For the tesseract, we begin with the cube.
|Erik Demaine, Martin Demaine, and Anna Lubiw||A skeletal polyhedron specifically, a rhombicuboctahedron drawn by Leonardo da Vinci to illustrate a book by Luca Pacioli Convex polyhedra are well-defined, with several equivalent standard definitions. However, the formal mathematical definition of polyhedra that are not required to be convex has been problematic.|
|STAY IN TOUCH ^_^||Paper Polyhedra I highly recommend making paper models, both for the elegant beauty of the models themselves and for gaining insight into three-dimensional space as you construct and then study them. They are great in a classroom.|
It has six faces. On each face we attach another cube. Assuming a fourth dimension, the outside cubes can be "rotated" until they meet. In meeting, they will form an eighth cube, in a parallel space to that of the original cube.Paper Models of Polyhedra updated their website address.
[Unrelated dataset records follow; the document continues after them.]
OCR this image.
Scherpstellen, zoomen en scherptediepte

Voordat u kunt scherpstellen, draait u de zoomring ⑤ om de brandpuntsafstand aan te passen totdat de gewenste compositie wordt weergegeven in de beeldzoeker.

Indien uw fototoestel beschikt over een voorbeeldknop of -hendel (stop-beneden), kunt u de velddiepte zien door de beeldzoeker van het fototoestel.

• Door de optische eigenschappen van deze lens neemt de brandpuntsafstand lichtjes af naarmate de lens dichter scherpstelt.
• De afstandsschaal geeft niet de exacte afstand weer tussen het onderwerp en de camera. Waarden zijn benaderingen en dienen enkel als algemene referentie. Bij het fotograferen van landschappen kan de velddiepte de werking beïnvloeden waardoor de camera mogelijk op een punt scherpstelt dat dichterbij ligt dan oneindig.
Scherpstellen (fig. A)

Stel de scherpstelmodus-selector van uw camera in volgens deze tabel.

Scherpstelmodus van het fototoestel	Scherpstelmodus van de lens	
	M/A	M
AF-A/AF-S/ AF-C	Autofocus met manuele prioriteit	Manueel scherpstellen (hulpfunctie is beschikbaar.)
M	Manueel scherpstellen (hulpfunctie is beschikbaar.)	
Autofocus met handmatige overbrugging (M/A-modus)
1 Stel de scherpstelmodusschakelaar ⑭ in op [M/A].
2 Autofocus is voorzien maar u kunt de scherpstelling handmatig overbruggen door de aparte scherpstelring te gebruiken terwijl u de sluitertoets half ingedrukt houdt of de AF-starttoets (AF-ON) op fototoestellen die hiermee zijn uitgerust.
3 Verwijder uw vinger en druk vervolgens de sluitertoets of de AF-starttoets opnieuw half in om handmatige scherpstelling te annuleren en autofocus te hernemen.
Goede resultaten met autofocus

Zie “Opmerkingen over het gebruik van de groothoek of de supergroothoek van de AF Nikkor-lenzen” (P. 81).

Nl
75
Learn More. Paper Models of Polyhedra. Sp S on S so S red S · March 9 · Rolling paper sphericons. regardbouddhiste.com Paper Sphericons. Roling paper sphericons. Small, large and three quarters sphericon.
Paper Models of Polyhedra. Very nice on a bookshelf, conference table or desk s "Mid-Century Modern" pop culture decor pieces Customized "Old World" for enchanted wizard labratory, alchemy, Steampunk, or a . Origami: Origami, art of folding objects out of paper to create both two-dimensional and three-dimensional subjects.
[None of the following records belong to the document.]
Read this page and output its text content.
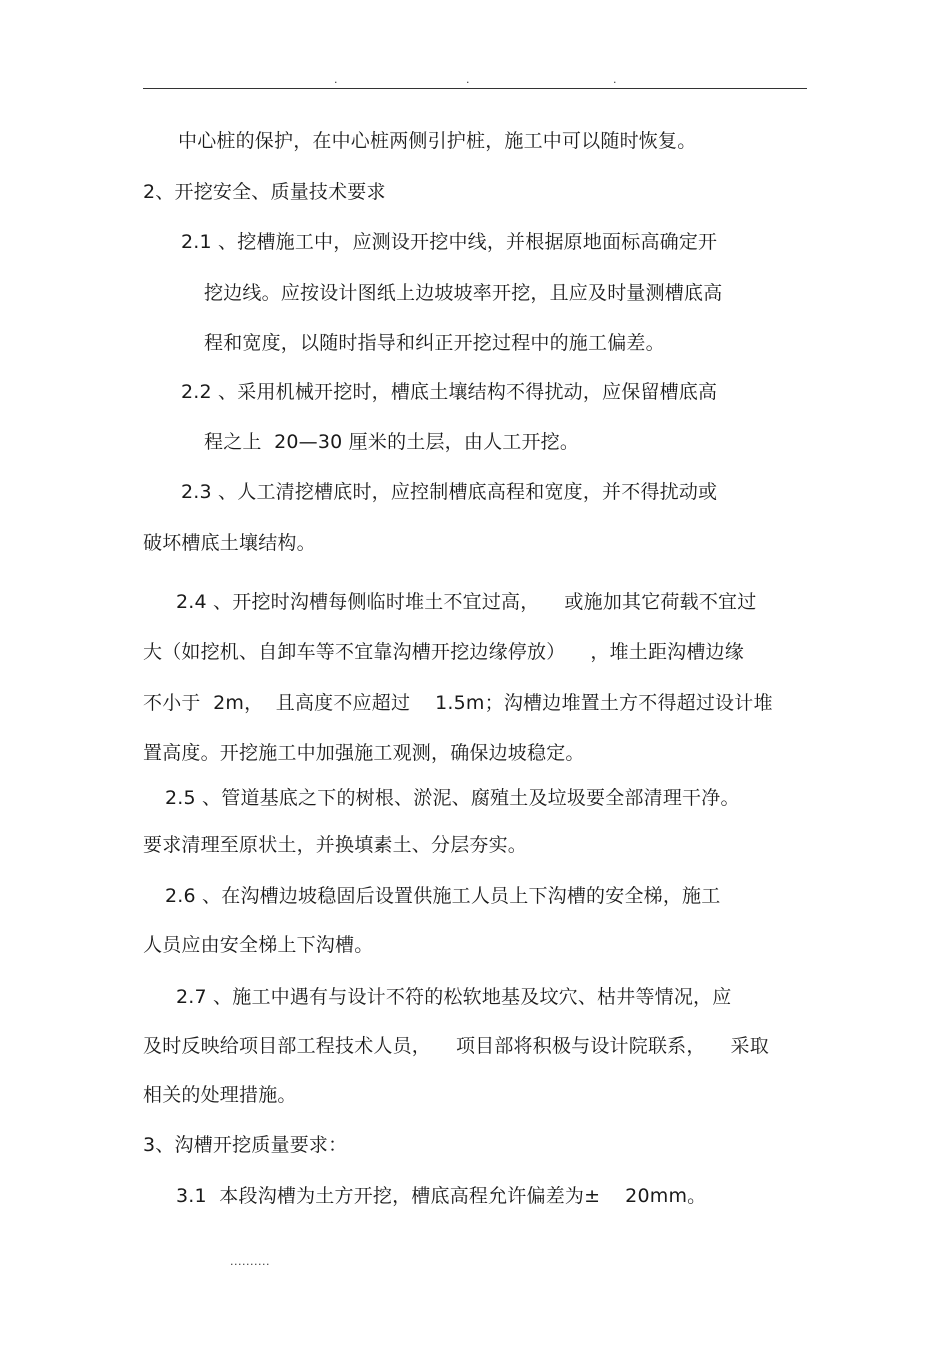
.	.	.
中心桩的保护，在中心桩两侧引护桩，施工中可以随时恢复。
2、开挖安全、质量技术要求
2.1 、挖槽施工中，应测设开挖中线，并根据原地面标高确定开
挖边线。应按设计图纸上边坡坡率开挖，且应及时量测槽底高
程和宽度，以随时指导和纠正开挖过程中的施工偏差。
2.2 、采用机械开挖时，槽底土壤结构不得扰动，应保留槽底高
程之上  20—30 厘米的土层，由人工开挖。
2.3 、人工清挖槽底时，应控制槽底高程和宽度，并不得扰动或
破坏槽底土壤结构。
2.4 、开挖时沟槽每侧临时堆土不宜过高，    或施加其它荷载不宜过
大（如挖机、自卸车等不宜靠沟槽开挖边缘停放）    ，堆土距沟槽边缘
不小于  2m，  且高度不应超过    1.5m；沟槽边堆置土方不得超过设计堆
置高度。开挖施工中加强施工观测，确保边坡稳定。
2.5 、管道基底之下的树根、淤泥、腐殖土及垃圾要全部清理干净。
要求清理至原状土，并换填素土、分层夯实。
2.6 、在沟槽边坡稳固后设置供施工人员上下沟槽的安全梯，施工
人员应由安全梯上下沟槽。
2.7 、施工中遇有与设计不符的松软地基及坟穴、枯井等情况，应
及时反映给项目部工程技术人员，    项目部将积极与设计院联系，    采取
相关的处理措施。
3、沟槽开挖质量要求：
3.1  本段沟槽为土方开挖，槽底高程允许偏差为±    20mm。
..........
The word origami (from Japanese oru [“to fold”] and kami [“paper”]) has become the generic description of this art form, although some European historians feel it . Polyhedron Models - Virtual polyhedra; Paper Models of Uniform (and other) Polyhedra; Free software.
A Plethora of Polyhedra – An interactive and free collection of polyhedra in Java. Features includes nets, planar sections, duals, truncations and stellations of more than polyhedra. Polyhedra are beautiful 3-D geometrical figures that have fascinated philosophers, mathematicians and artists for millennia.
On this site are a few hundred paper . Tutorials for the paper models on the website Paper Models of Polyhedra.